El libro se divide en cuatro secciones. La primera, titulada «Juego de espejos», la forman estampas, guiños y reformulaciones de grandes clásicos literarios y pasajes bíblicos. A mi entender, en algunos de estos relatos sobra en los remates la solución explícita del «enigma» literario que el cuadro propone, justamente porque, a la manera del Romancero, la excelente sugestión narrativa se basta a sí misma. Me gustó mucho la redención que Torregrosa regala a Calisto, no solo por salvarlo de la muerte prematura sino por la reparación que se le hace del castigo paródico al que lo sometió Rojas. Cuando lean el relato me entenderán. La sección tiene el encanto de permitir reconocernos en el bagaje lector que cada cual atesora, además de ser un precioso homenaje a los clásicos.

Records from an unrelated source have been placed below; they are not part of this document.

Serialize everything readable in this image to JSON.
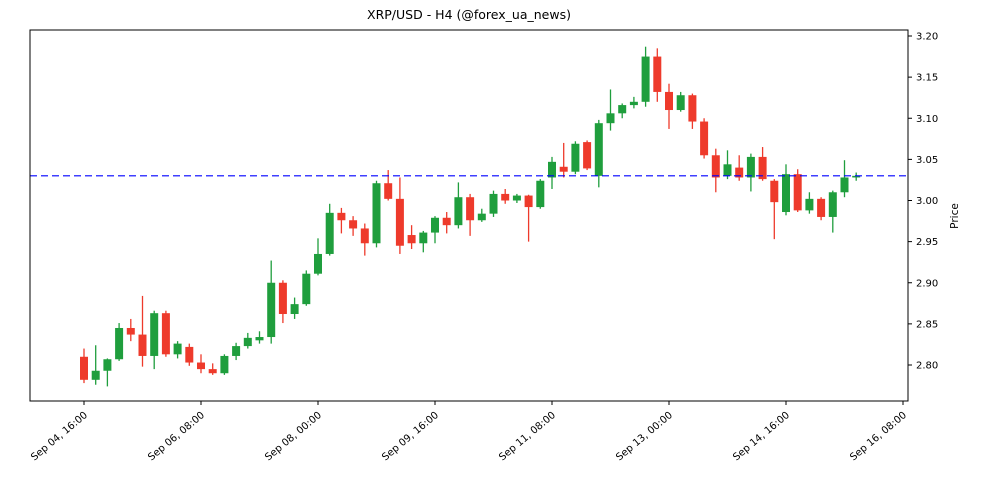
{
  "chart_data": {
    "type": "candlestick",
    "title": "XRP/USD - H4 (@forex_ua_news)",
    "symbol": "XRP/USD",
    "timeframe": "H4",
    "source": "@forex_ua_news",
    "ylabel": "Price",
    "background": "#ffffff",
    "axis_color": "#000000",
    "up_color": "#1f9e3d",
    "down_color": "#ee3a2b",
    "grid": false,
    "legend": null,
    "ylim": [
      2.756,
      3.207
    ],
    "yticks": [
      2.8,
      2.85,
      2.9,
      2.95,
      3.0,
      3.05,
      3.1,
      3.15,
      3.2
    ],
    "ytick_labels": [
      "2.80",
      "2.85",
      "2.90",
      "2.95",
      "3.00",
      "3.05",
      "3.10",
      "3.15",
      "3.20"
    ],
    "xtick_labels": [
      "Sep 04, 16:00",
      "Sep 06, 08:00",
      "Sep 08, 00:00",
      "Sep 09, 16:00",
      "Sep 11, 08:00",
      "Sep 13, 00:00",
      "Sep 14, 16:00",
      "Sep 16, 08:00"
    ],
    "xtick_candle_indices": [
      0,
      10,
      20,
      30,
      40,
      50,
      60,
      70
    ],
    "hline": {
      "value": 3.03,
      "color": "#0000ff",
      "style": "dashed"
    },
    "candles": [
      {
        "time": "Sep 04 16:00",
        "o": 2.81,
        "h": 2.82,
        "l": 2.778,
        "c": 2.782
      },
      {
        "time": "Sep 04 20:00",
        "o": 2.782,
        "h": 2.824,
        "l": 2.776,
        "c": 2.793
      },
      {
        "time": "Sep 05 00:00",
        "o": 2.793,
        "h": 2.808,
        "l": 2.774,
        "c": 2.807
      },
      {
        "time": "Sep 05 04:00",
        "o": 2.807,
        "h": 2.851,
        "l": 2.805,
        "c": 2.845
      },
      {
        "time": "Sep 05 08:00",
        "o": 2.845,
        "h": 2.856,
        "l": 2.829,
        "c": 2.837
      },
      {
        "time": "Sep 05 12:00",
        "o": 2.837,
        "h": 2.884,
        "l": 2.798,
        "c": 2.811
      },
      {
        "time": "Sep 05 16:00",
        "o": 2.811,
        "h": 2.866,
        "l": 2.795,
        "c": 2.863
      },
      {
        "time": "Sep 05 20:00",
        "o": 2.863,
        "h": 2.866,
        "l": 2.81,
        "c": 2.813
      },
      {
        "time": "Sep 06 00:00",
        "o": 2.813,
        "h": 2.829,
        "l": 2.808,
        "c": 2.826
      },
      {
        "time": "Sep 06 04:00",
        "o": 2.822,
        "h": 2.826,
        "l": 2.799,
        "c": 2.803
      },
      {
        "time": "Sep 06 08:00",
        "o": 2.803,
        "h": 2.813,
        "l": 2.79,
        "c": 2.795
      },
      {
        "time": "Sep 06 12:00",
        "o": 2.795,
        "h": 2.802,
        "l": 2.788,
        "c": 2.79
      },
      {
        "time": "Sep 06 16:00",
        "o": 2.79,
        "h": 2.813,
        "l": 2.788,
        "c": 2.811
      },
      {
        "time": "Sep 06 20:00",
        "o": 2.811,
        "h": 2.827,
        "l": 2.806,
        "c": 2.823
      },
      {
        "time": "Sep 07 00:00",
        "o": 2.823,
        "h": 2.839,
        "l": 2.82,
        "c": 2.833
      },
      {
        "time": "Sep 07 04:00",
        "o": 2.83,
        "h": 2.841,
        "l": 2.826,
        "c": 2.834
      },
      {
        "time": "Sep 07 08:00",
        "o": 2.834,
        "h": 2.927,
        "l": 2.826,
        "c": 2.9
      },
      {
        "time": "Sep 07 12:00",
        "o": 2.9,
        "h": 2.903,
        "l": 2.851,
        "c": 2.862
      },
      {
        "time": "Sep 07 16:00",
        "o": 2.862,
        "h": 2.882,
        "l": 2.856,
        "c": 2.874
      },
      {
        "time": "Sep 07 20:00",
        "o": 2.874,
        "h": 2.915,
        "l": 2.872,
        "c": 2.911
      },
      {
        "time": "Sep 08 00:00",
        "o": 2.911,
        "h": 2.954,
        "l": 2.909,
        "c": 2.935
      },
      {
        "time": "Sep 08 04:00",
        "o": 2.935,
        "h": 2.996,
        "l": 2.933,
        "c": 2.985
      },
      {
        "time": "Sep 08 08:00",
        "o": 2.985,
        "h": 2.991,
        "l": 2.96,
        "c": 2.976
      },
      {
        "time": "Sep 08 12:00",
        "o": 2.976,
        "h": 2.981,
        "l": 2.957,
        "c": 2.966
      },
      {
        "time": "Sep 08 16:00",
        "o": 2.966,
        "h": 2.972,
        "l": 2.933,
        "c": 2.948
      },
      {
        "time": "Sep 08 20:00",
        "o": 2.948,
        "h": 3.024,
        "l": 2.943,
        "c": 3.021
      },
      {
        "time": "Sep 09 00:00",
        "o": 3.021,
        "h": 3.037,
        "l": 3.0,
        "c": 3.002
      },
      {
        "time": "Sep 09 04:00",
        "o": 3.002,
        "h": 3.028,
        "l": 2.935,
        "c": 2.945
      },
      {
        "time": "Sep 09 08:00",
        "o": 2.958,
        "h": 2.97,
        "l": 2.941,
        "c": 2.948
      },
      {
        "time": "Sep 09 12:00",
        "o": 2.948,
        "h": 2.963,
        "l": 2.937,
        "c": 2.961
      },
      {
        "time": "Sep 09 16:00",
        "o": 2.961,
        "h": 2.981,
        "l": 2.948,
        "c": 2.979
      },
      {
        "time": "Sep 09 20:00",
        "o": 2.979,
        "h": 2.986,
        "l": 2.96,
        "c": 2.97
      },
      {
        "time": "Sep 10 00:00",
        "o": 2.97,
        "h": 3.022,
        "l": 2.966,
        "c": 3.004
      },
      {
        "time": "Sep 10 04:00",
        "o": 3.004,
        "h": 3.008,
        "l": 2.957,
        "c": 2.976
      },
      {
        "time": "Sep 10 08:00",
        "o": 2.976,
        "h": 2.99,
        "l": 2.974,
        "c": 2.984
      },
      {
        "time": "Sep 10 12:00",
        "o": 2.984,
        "h": 3.012,
        "l": 2.98,
        "c": 3.008
      },
      {
        "time": "Sep 10 16:00",
        "o": 3.008,
        "h": 3.014,
        "l": 2.996,
        "c": 3.0
      },
      {
        "time": "Sep 10 20:00",
        "o": 3.0,
        "h": 3.008,
        "l": 2.997,
        "c": 3.006
      },
      {
        "time": "Sep 11 00:00",
        "o": 3.006,
        "h": 3.007,
        "l": 2.95,
        "c": 2.992
      },
      {
        "time": "Sep 11 04:00",
        "o": 2.992,
        "h": 3.026,
        "l": 2.99,
        "c": 3.024
      },
      {
        "time": "Sep 11 08:00",
        "o": 3.028,
        "h": 3.053,
        "l": 3.014,
        "c": 3.047
      },
      {
        "time": "Sep 11 12:00",
        "o": 3.041,
        "h": 3.07,
        "l": 3.028,
        "c": 3.035
      },
      {
        "time": "Sep 11 16:00",
        "o": 3.035,
        "h": 3.072,
        "l": 3.032,
        "c": 3.069
      },
      {
        "time": "Sep 11 20:00",
        "o": 3.071,
        "h": 3.073,
        "l": 3.037,
        "c": 3.039
      },
      {
        "time": "Sep 12 00:00",
        "o": 3.03,
        "h": 3.098,
        "l": 3.016,
        "c": 3.094
      },
      {
        "time": "Sep 12 04:00",
        "o": 3.094,
        "h": 3.135,
        "l": 3.085,
        "c": 3.106
      },
      {
        "time": "Sep 12 08:00",
        "o": 3.106,
        "h": 3.118,
        "l": 3.1,
        "c": 3.116
      },
      {
        "time": "Sep 12 12:00",
        "o": 3.116,
        "h": 3.126,
        "l": 3.112,
        "c": 3.12
      },
      {
        "time": "Sep 12 16:00",
        "o": 3.12,
        "h": 3.187,
        "l": 3.114,
        "c": 3.175
      },
      {
        "time": "Sep 12 20:00",
        "o": 3.175,
        "h": 3.185,
        "l": 3.12,
        "c": 3.132
      },
      {
        "time": "Sep 13 00:00",
        "o": 3.132,
        "h": 3.142,
        "l": 3.087,
        "c": 3.11
      },
      {
        "time": "Sep 13 04:00",
        "o": 3.11,
        "h": 3.132,
        "l": 3.108,
        "c": 3.128
      },
      {
        "time": "Sep 13 08:00",
        "o": 3.128,
        "h": 3.13,
        "l": 3.087,
        "c": 3.096
      },
      {
        "time": "Sep 13 12:00",
        "o": 3.096,
        "h": 3.1,
        "l": 3.051,
        "c": 3.055
      },
      {
        "time": "Sep 13 16:00",
        "o": 3.055,
        "h": 3.063,
        "l": 3.01,
        "c": 3.028
      },
      {
        "time": "Sep 13 20:00",
        "o": 3.03,
        "h": 3.061,
        "l": 3.026,
        "c": 3.044
      },
      {
        "time": "Sep 14 00:00",
        "o": 3.04,
        "h": 3.055,
        "l": 3.024,
        "c": 3.028
      },
      {
        "time": "Sep 14 04:00",
        "o": 3.028,
        "h": 3.057,
        "l": 3.011,
        "c": 3.053
      },
      {
        "time": "Sep 14 08:00",
        "o": 3.053,
        "h": 3.065,
        "l": 3.024,
        "c": 3.026
      },
      {
        "time": "Sep 14 12:00",
        "o": 3.024,
        "h": 3.026,
        "l": 2.953,
        "c": 2.998
      },
      {
        "time": "Sep 14 16:00",
        "o": 2.986,
        "h": 3.044,
        "l": 2.982,
        "c": 3.032
      },
      {
        "time": "Sep 14 20:00",
        "o": 3.032,
        "h": 3.038,
        "l": 2.986,
        "c": 2.988
      },
      {
        "time": "Sep 15 00:00",
        "o": 2.988,
        "h": 3.01,
        "l": 2.984,
        "c": 3.002
      },
      {
        "time": "Sep 15 04:00",
        "o": 3.002,
        "h": 3.004,
        "l": 2.976,
        "c": 2.98
      },
      {
        "time": "Sep 15 08:00",
        "o": 2.98,
        "h": 3.012,
        "l": 2.961,
        "c": 3.01
      },
      {
        "time": "Sep 15 12:00",
        "o": 3.01,
        "h": 3.049,
        "l": 3.004,
        "c": 3.028
      },
      {
        "time": "Sep 15 16:00",
        "o": 3.028,
        "h": 3.034,
        "l": 3.024,
        "c": 3.03
      }
    ]
  }
}
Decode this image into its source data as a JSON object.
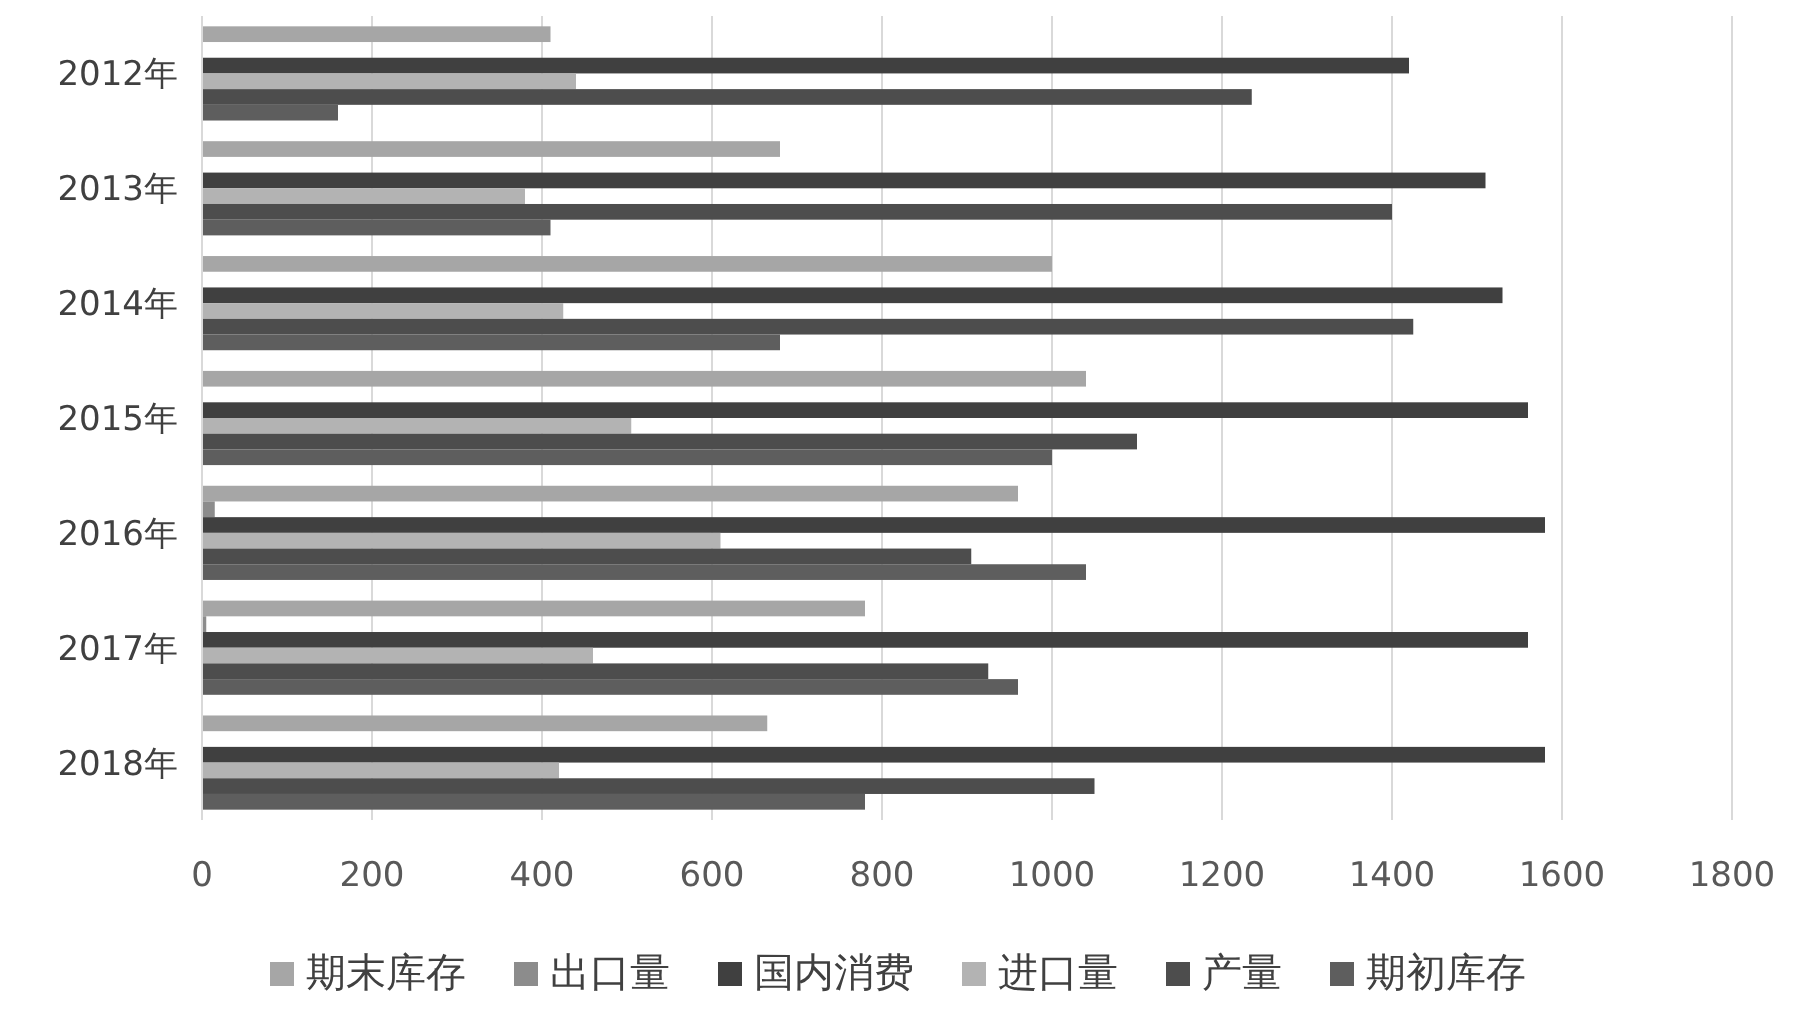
{
  "chart_data": {
    "type": "bar",
    "orientation": "horizontal",
    "categories": [
      "2012年",
      "2013年",
      "2014年",
      "2015年",
      "2016年",
      "2017年",
      "2018年"
    ],
    "series": [
      {
        "name": "期末库存",
        "color": "#a6a6a6",
        "values": [
          410,
          680,
          1000,
          1040,
          960,
          780,
          665
        ]
      },
      {
        "name": "出口量",
        "color": "#8c8c8c",
        "values": [
          0,
          0,
          0,
          0,
          15,
          5,
          0
        ]
      },
      {
        "name": "国内消费",
        "color": "#404040",
        "values": [
          1420,
          1510,
          1530,
          1560,
          1580,
          1560,
          1580
        ]
      },
      {
        "name": "进口量",
        "color": "#b3b3b3",
        "values": [
          440,
          380,
          425,
          505,
          610,
          460,
          420
        ]
      },
      {
        "name": "产量",
        "color": "#4d4d4d",
        "values": [
          1235,
          1400,
          1425,
          1100,
          905,
          925,
          1050
        ]
      },
      {
        "name": "期初库存",
        "color": "#5e5e5e",
        "values": [
          160,
          410,
          680,
          1000,
          1040,
          960,
          780
        ]
      }
    ],
    "xlim": [
      0,
      1800
    ],
    "xticks": [
      0,
      200,
      400,
      600,
      800,
      1000,
      1200,
      1400,
      1600,
      1800
    ],
    "grid": "x",
    "legend": "bottom"
  }
}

La segunda parte se titula «Ejercicios de retórica» y en ella Torregrosa despliega todo su ingenio para regalarnos originales artefactos donde los conceptos retóricos, desterrados en los planes de estudio a su condición de mero catálogo, se erigen aquí soberanos y se independizan de su servidumbre para ser, ellos mismos, protagonistas de la composición. Especial agudeza alcanza el tramo final de esta sección, cuando aparecen los poemas, donde el autor demuestra los años de oficio y pericia para darle una vuelta de tuerca a los juegos conceptuales o violentar la métrica, como en el «Soneto al revés» al que luego endereza con un estrambote a modo de dos tercetos que devuelven el orden a la composición. Solo es un ejemplo de tantos. Una gozada, al alcance solo de quien se ha manejado toda su vida con las intimidades y vericuetos de la poesía.

Para el tercer bloque, los «Gramaticuentos» nos sirve lo dicho anteriormente, con la salvedad de que aquí los protagonistas tienen que ver con juegos ortográficos o gramaticales. Y termina el libro con las «Etopeyas, homonimias y otros artefactos verbales», pequeñas píldoras de ingenio con su punto canalla y guasón.

Con una prosa clasicista, de corte cervantino, sobre todo en los relatos; con humor, sátira política, malabares lingüísticos, retos intelectuales y mucho amor por el idioma y su literatura, Loción de lengua es un tesoro de contento, un pasatiempo luminoso y tremendamente adictivo que se lee a carcajada limpia y con sana envidia: la que suscita la admiración por alguien que baila con el lenguaje con la destreza de un Fred Astaire filológico lleno de sabiduría y experiencia.